Véronique nous demande d’écrire un texte qui s’inspire à la fois du réel et du mensonge. Les Grands connes semblent tourner autour du pot : Charles-Éric continue de parler de ses amours passées de bar, je continue de manger des bonbons à la pêche en essayant toujours de convaincre mes compatriotes que Hochelagurls n’est pas un bon recueil de poésie. Maxime et Samy-Kim me demandent de me la fermer et Emy essaie d’écrire l’exercice demandé.

Véronique nous laisse la parole. Elle demande aux lettrés de conter une histoire qui nous est déjà arrivée et qui nous a fait peur. Léa, dont les souvenirs reviennent d’un coup, ne peut garder cela en dedans. D’un bond, elle se lève et nous ébranle tous en nous révélant la terrible histoire de son frère qui lui a lancé un ballon à la figure. Sonnée, elle se rassoit doucement, le nez qui saigne encore après tant d’années.

Le moment venu de lire les textes, Roxanne Bouchard, femme d’une autorité extrême qu’elle est, crie « Hey! Ho! Hm! Hm! Debout! » à tous ceux et celles qui ne lisent pas debout. Ses petits cris secs réveillent Louis Cornellier, au fond de la salle, qui s’était endormi, rêvant d’un idéal poétique. De son côté, Mathieu Payette, ricaneur de personnalité, semble se dire qu’il ne succombera pas, lui, à la tentation d’aller sommeiller.

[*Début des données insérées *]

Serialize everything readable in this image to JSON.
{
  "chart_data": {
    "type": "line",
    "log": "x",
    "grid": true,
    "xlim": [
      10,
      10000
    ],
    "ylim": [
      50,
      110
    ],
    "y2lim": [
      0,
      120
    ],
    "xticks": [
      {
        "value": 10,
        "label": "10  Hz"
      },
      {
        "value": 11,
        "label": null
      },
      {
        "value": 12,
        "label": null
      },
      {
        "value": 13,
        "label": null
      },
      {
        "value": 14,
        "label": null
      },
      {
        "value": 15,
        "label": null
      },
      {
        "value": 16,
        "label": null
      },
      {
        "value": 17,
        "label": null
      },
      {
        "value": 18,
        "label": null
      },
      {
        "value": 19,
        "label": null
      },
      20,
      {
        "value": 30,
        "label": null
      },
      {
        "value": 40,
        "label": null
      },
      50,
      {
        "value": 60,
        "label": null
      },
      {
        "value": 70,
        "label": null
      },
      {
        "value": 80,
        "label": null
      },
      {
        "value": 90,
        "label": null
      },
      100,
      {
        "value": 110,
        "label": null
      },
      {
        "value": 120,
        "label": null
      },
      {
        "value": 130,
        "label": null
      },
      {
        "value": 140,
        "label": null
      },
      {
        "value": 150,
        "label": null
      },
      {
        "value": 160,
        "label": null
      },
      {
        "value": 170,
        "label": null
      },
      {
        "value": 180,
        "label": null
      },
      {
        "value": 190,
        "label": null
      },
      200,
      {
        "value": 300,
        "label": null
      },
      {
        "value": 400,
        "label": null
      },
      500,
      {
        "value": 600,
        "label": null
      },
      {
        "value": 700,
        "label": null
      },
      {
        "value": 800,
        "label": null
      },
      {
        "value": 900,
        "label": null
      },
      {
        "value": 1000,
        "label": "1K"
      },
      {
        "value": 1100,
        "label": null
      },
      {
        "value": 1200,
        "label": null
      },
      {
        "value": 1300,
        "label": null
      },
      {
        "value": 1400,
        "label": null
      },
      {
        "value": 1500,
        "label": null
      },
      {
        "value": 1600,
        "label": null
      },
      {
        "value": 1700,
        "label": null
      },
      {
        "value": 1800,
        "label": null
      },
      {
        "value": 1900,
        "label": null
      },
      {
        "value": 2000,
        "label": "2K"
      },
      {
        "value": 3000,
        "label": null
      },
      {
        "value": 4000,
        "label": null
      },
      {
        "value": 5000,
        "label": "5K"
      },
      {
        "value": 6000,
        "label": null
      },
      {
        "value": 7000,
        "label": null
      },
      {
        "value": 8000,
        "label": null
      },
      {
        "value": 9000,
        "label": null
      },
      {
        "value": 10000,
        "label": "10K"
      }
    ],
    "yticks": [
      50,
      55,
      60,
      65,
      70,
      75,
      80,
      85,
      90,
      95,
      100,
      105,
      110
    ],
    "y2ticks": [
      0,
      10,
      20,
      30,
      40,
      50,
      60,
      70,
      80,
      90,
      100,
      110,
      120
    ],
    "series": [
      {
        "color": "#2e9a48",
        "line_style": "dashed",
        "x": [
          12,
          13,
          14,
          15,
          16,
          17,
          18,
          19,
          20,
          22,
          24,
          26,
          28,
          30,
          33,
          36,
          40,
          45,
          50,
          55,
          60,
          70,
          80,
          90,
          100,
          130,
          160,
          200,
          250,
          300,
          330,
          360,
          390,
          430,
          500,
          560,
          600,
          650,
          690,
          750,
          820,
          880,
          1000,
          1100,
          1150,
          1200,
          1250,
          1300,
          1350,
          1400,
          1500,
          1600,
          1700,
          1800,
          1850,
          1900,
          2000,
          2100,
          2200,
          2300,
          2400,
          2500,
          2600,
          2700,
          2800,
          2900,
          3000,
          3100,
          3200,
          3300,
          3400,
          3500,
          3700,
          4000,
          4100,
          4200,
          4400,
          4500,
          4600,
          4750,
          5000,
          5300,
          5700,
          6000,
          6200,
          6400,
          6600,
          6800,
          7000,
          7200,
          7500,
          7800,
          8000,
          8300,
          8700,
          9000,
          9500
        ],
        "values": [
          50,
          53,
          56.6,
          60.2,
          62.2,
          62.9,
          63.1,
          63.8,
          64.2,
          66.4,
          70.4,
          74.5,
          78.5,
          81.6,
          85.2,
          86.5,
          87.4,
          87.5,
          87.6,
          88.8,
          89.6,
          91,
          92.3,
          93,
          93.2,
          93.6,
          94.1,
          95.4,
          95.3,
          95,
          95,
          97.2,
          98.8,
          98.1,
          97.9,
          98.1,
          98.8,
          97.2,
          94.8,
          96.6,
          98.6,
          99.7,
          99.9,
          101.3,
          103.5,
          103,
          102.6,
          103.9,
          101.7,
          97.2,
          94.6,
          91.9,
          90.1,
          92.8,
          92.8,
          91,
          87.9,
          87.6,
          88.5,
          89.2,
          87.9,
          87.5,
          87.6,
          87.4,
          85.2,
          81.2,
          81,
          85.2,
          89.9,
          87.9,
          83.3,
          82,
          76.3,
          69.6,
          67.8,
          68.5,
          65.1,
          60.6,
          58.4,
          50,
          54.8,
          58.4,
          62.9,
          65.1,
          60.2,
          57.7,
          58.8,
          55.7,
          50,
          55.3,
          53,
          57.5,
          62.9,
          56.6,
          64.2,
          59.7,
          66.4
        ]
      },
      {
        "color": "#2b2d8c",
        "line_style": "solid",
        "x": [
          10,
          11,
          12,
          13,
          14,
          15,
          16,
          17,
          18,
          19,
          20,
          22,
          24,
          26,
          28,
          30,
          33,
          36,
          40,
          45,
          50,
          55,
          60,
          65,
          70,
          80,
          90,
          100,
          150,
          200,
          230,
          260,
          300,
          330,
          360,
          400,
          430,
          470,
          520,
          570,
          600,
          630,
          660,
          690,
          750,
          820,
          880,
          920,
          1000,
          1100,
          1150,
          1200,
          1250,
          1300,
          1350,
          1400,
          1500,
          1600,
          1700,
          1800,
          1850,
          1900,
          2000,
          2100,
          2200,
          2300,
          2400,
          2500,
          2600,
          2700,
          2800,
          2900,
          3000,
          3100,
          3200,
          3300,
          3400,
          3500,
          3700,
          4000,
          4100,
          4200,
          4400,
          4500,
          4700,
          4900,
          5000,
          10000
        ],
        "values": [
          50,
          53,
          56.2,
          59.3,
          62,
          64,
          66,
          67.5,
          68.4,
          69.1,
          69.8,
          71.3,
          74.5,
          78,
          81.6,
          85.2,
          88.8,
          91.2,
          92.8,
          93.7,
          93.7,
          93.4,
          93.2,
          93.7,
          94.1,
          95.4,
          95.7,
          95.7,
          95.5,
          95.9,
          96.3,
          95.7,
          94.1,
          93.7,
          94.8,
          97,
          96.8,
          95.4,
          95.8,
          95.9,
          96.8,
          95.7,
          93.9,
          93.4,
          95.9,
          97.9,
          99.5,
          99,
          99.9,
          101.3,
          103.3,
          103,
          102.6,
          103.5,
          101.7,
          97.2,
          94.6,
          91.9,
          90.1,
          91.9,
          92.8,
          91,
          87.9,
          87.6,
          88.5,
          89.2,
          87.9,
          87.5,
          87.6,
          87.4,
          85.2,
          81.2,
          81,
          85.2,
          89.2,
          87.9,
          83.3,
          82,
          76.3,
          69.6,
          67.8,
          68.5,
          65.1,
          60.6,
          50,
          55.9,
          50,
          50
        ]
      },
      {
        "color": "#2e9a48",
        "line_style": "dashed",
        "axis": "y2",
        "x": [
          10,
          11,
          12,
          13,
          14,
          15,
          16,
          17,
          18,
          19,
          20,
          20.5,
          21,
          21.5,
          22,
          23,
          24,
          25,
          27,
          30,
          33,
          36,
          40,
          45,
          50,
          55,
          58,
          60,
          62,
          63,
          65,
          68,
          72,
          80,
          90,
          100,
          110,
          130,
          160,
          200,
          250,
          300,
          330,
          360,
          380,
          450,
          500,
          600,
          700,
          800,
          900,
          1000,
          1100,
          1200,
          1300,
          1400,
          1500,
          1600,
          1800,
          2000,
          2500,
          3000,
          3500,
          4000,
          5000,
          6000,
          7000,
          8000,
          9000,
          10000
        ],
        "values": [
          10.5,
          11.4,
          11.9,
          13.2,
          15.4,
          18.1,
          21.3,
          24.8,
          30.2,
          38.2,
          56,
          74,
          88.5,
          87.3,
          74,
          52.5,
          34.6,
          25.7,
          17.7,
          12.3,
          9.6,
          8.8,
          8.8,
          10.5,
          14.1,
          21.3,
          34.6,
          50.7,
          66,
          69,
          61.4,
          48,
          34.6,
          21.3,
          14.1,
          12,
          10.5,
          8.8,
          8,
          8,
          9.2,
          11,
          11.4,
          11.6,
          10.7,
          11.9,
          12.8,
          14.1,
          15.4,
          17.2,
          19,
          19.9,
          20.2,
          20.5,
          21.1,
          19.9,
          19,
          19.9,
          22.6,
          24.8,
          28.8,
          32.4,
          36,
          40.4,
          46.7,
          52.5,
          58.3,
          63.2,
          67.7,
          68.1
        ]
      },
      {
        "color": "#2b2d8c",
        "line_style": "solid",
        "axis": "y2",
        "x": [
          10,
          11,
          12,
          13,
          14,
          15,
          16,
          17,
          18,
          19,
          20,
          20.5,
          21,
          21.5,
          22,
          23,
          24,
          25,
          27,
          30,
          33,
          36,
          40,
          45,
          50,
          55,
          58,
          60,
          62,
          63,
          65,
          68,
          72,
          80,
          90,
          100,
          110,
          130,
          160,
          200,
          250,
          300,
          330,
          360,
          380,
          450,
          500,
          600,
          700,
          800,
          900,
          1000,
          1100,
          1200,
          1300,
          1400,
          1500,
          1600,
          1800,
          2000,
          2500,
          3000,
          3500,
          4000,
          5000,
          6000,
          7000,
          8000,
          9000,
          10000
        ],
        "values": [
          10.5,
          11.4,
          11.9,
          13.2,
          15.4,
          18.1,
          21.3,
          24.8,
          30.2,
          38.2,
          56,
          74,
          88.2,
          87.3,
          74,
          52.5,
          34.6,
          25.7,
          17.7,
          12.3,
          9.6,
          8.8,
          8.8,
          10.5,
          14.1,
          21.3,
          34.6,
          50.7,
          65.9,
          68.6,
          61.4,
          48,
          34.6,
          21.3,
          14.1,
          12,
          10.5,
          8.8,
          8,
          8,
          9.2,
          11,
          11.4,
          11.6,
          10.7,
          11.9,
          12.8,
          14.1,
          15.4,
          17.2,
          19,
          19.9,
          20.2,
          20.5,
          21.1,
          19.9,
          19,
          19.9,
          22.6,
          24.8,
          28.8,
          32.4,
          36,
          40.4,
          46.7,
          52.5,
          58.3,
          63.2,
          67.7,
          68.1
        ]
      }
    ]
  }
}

Les textes sont tous bons, sauf, bien entendu, celui de mon équipe. Si, au moins, on ne s’était pas attardés sur les bonbons, les mauvais recueils de poésie et les mauvais gars de bar, on aurait pu faire un bon récit.

L’activité finie, nous remercions Valérie Marcotte et nous quittons la salle, en prenant bien soin de ne pas faire trop de bruit pour Louis Cornellier qui s’est rendormi, et nous fermons la lumière. Par surprise, je constate que Mathieu Payette n’est plus avec nous : cet homme, en qui nous avions confiance, est parti dormir lui aussi!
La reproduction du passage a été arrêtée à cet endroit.